No obstante, no hay que caer en la simpleza de pensar que Cervantes, por crear tomando elementos de la lengua común, es él un escritor adocenado. Por el contrario, precisamente, sabe seleccionar los elementos de la lengua común para crear una lengua literaria clara y expresiva, que con el correr de los años y de los siglos ha llegado por sus propios méritos a imponerse como lengua paradigmática.

Hablamos del tópico o lugar común porque es un verdadero placer observar cómo toma las frases hechas, los modos adverbiales, los lugares comunes y manidos para, jugando con ellos, lograr una expresión efectista cuando no también humorística. Un ejemplo: qué lector ingenuo no se ha sentido sorprendido por las palabras iniciales del libro famoso, «En un lugar de la Mancha...»; y por qué no decirlo, estas palabras han dado también mucho quehacer a sus comentaristas. La verdad la ha señalado un buen hispanista de nuestros tiempos, Francisco López Estrada, cuando la   —220→   reconoció como un verso octosílabo del romance burlesco «El amante apaleado», publicado en el Romancero General desde 1600 y que había aparecido aún antes en Las flores del Parnaso, de 1596. De ahí a comprobar que en numerosas ocasiones Cervantes inicia un capítulo con un verso hay un solo paso. No nos detendremos acá en el comentario luminoso de María Rosa Lida sobre por qué no quería acordarse del nombre. Remitimos a su conocida colaboración en la Revista de Filología Hispánica, I, 1939, 167-171. Tampoco en la fórmula notarial señalada por el mismo López Estrada.
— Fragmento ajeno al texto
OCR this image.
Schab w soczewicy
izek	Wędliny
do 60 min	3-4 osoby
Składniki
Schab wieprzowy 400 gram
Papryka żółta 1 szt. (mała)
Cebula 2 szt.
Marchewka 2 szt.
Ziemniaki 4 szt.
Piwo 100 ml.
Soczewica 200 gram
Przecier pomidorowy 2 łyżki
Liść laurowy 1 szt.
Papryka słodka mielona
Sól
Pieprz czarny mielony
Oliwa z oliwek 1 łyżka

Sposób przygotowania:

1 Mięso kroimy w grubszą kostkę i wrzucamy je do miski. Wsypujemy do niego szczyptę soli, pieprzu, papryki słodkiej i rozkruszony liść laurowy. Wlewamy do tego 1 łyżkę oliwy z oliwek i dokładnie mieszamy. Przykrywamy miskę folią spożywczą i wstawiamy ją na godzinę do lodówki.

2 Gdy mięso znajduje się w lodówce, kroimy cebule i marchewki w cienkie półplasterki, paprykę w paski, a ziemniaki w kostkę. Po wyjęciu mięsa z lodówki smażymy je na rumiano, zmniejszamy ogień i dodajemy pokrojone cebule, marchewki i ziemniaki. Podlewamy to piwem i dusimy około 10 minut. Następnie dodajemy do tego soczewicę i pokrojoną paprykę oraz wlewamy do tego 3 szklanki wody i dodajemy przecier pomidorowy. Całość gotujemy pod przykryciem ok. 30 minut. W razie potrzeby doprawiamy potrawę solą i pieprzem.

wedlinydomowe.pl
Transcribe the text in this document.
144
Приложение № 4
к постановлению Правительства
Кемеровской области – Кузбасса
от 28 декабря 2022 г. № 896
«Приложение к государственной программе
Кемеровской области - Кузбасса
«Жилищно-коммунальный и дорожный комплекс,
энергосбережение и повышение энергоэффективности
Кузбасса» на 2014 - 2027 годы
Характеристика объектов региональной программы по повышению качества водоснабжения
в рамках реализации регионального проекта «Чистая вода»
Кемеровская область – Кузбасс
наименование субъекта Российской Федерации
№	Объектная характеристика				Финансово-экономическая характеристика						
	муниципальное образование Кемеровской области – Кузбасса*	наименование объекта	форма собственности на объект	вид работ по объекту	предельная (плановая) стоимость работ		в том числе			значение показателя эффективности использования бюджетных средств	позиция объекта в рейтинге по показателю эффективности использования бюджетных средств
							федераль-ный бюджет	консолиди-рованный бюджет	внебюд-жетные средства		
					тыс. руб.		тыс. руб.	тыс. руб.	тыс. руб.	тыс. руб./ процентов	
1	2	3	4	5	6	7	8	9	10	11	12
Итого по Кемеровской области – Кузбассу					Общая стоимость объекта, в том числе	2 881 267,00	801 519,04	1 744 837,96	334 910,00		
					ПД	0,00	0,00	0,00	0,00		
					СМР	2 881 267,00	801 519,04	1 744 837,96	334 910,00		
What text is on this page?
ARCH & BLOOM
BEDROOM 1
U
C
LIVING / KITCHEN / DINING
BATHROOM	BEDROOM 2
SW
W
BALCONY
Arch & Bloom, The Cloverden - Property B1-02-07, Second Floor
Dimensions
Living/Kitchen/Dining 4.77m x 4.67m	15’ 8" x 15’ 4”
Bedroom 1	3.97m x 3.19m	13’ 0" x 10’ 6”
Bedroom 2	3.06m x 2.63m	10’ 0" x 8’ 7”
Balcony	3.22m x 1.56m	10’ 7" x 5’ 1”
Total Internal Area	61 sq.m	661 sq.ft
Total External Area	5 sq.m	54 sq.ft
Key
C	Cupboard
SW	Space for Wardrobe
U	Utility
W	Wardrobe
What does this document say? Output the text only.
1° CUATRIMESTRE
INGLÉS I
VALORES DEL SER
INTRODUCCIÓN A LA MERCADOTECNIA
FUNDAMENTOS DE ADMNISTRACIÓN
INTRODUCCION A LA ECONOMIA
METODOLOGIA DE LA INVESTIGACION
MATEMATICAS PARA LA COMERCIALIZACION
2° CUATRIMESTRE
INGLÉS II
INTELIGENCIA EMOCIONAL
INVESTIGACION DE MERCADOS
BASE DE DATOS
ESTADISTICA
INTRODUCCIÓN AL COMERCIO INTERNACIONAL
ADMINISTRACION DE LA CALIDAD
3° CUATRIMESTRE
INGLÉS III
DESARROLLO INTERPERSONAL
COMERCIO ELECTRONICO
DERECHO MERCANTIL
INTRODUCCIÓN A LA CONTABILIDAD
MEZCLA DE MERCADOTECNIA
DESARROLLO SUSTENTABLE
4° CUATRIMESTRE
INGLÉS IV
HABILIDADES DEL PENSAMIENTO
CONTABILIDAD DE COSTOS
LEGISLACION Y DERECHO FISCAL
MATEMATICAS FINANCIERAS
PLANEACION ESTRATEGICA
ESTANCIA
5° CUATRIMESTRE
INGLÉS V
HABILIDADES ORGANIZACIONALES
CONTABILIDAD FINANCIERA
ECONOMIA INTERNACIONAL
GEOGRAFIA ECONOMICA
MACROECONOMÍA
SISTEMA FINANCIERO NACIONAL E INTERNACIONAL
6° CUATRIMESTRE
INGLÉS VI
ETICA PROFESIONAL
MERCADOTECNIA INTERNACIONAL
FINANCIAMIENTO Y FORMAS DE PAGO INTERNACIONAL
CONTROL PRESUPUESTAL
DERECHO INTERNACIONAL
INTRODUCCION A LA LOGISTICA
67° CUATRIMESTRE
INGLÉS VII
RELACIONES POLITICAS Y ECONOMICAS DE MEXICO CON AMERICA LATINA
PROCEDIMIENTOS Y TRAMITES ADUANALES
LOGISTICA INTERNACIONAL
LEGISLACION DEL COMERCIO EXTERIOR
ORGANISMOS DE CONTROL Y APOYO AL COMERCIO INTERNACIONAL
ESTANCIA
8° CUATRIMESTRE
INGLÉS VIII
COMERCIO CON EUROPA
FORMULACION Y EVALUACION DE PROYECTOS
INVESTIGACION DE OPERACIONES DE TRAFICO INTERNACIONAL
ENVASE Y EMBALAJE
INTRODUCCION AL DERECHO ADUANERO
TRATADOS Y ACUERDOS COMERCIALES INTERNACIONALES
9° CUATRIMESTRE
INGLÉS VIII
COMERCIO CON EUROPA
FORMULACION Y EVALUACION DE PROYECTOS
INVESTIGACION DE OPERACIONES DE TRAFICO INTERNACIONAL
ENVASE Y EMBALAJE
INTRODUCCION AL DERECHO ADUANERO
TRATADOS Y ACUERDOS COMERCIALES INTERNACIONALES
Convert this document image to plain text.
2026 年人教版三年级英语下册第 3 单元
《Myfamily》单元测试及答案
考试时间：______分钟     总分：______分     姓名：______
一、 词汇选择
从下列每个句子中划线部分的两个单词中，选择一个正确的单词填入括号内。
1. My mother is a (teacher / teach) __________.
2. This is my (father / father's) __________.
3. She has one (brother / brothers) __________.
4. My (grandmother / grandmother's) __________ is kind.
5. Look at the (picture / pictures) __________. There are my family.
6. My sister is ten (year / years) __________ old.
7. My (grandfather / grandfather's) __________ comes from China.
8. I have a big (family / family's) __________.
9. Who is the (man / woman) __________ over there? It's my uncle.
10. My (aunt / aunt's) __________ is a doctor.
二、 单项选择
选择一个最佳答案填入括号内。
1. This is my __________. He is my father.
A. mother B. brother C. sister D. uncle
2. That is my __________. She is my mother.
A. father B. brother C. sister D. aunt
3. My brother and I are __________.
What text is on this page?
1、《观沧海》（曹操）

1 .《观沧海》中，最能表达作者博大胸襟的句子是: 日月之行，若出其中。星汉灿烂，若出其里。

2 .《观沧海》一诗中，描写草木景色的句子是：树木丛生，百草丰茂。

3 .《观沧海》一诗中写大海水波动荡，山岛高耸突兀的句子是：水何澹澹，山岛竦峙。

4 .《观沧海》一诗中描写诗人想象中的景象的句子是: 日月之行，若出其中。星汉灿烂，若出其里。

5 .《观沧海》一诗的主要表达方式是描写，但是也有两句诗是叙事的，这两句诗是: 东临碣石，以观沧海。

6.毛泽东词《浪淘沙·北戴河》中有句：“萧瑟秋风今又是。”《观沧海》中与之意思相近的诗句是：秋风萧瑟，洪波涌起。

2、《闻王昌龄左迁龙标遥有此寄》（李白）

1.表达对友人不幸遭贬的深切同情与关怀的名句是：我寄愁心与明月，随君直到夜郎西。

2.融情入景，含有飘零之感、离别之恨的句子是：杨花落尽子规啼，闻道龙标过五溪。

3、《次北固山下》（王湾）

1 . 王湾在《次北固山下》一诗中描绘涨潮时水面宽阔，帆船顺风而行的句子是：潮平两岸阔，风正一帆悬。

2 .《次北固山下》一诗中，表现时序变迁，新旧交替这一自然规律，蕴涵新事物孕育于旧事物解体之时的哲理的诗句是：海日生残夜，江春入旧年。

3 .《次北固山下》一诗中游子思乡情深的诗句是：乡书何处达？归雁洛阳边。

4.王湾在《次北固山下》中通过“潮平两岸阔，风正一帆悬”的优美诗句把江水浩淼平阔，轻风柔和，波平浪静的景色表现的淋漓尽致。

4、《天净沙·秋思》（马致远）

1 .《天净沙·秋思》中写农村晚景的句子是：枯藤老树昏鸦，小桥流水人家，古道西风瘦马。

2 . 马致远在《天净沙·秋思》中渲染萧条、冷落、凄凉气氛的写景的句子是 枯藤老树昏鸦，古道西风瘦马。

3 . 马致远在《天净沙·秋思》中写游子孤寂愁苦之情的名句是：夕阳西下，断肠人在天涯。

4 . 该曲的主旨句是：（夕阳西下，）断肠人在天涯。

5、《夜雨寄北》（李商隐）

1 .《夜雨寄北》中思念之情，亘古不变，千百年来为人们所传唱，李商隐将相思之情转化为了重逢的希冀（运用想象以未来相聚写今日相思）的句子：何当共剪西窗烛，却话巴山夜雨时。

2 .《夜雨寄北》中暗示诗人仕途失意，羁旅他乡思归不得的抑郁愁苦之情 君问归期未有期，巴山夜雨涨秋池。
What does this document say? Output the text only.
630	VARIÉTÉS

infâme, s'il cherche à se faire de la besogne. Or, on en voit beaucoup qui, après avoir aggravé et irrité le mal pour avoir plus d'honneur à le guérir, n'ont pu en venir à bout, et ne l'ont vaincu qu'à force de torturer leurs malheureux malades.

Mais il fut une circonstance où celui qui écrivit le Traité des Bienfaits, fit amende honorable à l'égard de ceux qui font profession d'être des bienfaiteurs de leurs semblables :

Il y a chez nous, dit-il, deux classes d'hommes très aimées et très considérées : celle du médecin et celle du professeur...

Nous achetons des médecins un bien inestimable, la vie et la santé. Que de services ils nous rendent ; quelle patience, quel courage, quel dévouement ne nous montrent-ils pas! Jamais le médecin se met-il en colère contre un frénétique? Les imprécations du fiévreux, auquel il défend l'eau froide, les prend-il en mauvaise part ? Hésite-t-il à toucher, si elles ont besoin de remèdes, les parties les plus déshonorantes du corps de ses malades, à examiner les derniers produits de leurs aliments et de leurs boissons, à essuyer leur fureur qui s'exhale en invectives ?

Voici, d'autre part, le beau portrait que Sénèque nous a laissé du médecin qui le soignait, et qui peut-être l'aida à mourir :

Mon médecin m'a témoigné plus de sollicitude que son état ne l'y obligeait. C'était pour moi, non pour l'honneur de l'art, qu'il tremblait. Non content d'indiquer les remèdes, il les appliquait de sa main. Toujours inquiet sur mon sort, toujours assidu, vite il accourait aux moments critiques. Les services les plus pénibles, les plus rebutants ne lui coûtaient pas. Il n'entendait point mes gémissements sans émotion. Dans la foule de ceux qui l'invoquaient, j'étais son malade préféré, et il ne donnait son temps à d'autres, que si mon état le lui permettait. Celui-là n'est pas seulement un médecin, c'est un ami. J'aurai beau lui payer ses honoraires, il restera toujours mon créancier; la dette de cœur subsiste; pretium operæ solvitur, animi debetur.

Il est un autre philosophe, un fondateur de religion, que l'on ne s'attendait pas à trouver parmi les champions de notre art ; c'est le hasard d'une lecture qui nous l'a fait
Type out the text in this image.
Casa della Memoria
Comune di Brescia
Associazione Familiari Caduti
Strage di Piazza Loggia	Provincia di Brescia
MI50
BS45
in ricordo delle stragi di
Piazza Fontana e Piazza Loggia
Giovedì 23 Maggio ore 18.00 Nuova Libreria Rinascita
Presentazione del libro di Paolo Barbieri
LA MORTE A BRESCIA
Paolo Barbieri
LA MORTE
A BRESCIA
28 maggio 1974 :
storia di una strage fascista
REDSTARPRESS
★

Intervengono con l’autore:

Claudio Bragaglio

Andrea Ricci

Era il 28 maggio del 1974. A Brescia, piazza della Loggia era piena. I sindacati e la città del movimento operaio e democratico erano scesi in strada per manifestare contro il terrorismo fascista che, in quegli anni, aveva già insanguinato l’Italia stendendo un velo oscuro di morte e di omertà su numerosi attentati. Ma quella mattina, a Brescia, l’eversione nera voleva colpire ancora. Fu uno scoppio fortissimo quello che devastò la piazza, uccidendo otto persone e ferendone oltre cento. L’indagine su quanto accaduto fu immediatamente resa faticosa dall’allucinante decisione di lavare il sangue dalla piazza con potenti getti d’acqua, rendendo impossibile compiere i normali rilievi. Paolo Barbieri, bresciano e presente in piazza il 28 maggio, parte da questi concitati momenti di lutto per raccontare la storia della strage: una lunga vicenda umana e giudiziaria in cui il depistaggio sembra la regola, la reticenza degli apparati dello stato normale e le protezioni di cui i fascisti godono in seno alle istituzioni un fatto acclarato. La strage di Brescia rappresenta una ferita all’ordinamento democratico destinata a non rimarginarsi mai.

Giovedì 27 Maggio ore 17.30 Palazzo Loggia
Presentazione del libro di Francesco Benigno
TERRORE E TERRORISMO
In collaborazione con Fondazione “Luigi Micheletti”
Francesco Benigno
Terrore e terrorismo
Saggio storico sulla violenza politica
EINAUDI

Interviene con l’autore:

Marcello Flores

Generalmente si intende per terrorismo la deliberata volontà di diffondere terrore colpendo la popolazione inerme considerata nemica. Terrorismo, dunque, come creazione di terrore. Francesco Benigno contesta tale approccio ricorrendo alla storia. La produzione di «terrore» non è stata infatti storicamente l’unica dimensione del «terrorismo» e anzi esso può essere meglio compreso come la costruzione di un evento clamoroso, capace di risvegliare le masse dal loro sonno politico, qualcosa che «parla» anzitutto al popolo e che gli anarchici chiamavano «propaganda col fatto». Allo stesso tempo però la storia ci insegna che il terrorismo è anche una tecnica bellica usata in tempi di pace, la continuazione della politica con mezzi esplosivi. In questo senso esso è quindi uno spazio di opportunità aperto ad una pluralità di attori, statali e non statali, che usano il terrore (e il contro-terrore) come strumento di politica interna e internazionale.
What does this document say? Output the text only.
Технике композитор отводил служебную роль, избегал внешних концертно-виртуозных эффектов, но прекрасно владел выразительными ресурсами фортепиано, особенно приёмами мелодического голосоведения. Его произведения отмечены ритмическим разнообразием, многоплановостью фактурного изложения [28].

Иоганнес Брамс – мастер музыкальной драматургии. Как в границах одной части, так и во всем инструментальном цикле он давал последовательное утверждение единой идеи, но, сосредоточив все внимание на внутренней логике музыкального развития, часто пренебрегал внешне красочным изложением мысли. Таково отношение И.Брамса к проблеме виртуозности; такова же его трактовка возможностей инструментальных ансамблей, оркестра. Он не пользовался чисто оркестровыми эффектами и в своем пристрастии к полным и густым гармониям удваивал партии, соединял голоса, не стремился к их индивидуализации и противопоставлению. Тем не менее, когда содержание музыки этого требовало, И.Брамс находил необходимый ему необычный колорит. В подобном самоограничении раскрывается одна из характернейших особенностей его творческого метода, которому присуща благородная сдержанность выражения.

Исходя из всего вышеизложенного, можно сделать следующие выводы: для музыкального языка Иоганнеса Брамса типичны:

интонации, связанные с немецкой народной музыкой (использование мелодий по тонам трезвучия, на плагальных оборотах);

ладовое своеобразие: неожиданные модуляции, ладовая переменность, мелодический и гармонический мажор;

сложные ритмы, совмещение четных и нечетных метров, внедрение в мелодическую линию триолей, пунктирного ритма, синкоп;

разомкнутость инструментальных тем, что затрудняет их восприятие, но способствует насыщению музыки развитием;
Quién no recuerda el encuentro de don Quijote y los crueles yangüeses, donde sorprendemos estas palabras: «Ordenó, pues la suerte, y el diablo (que no todas veces duerme), que andaban...». El lugar común es evidentemente el diablo, que nunca duerme.

Resulta risueño que Rosenblat nos compare la Premática de Quevedo de 1600 contra los que tienen «la buena prosa corrompida y enfadado el mundo», donde ataca el uso de los refranes y de una gran serie de lugares comunes entre los que se incluyen modismos y comparaciones. Pues bien, Rosenblat afirma que casi todos esos lugares comunes aparecen en el Quijote. Vgr. ni en burlas ni en veras, echar pelillos a la mar, hombre de chapa, nacer en las malvas, predicar en desierto, poner puertas al campo, alma de cántaro, coger las de Villadiego.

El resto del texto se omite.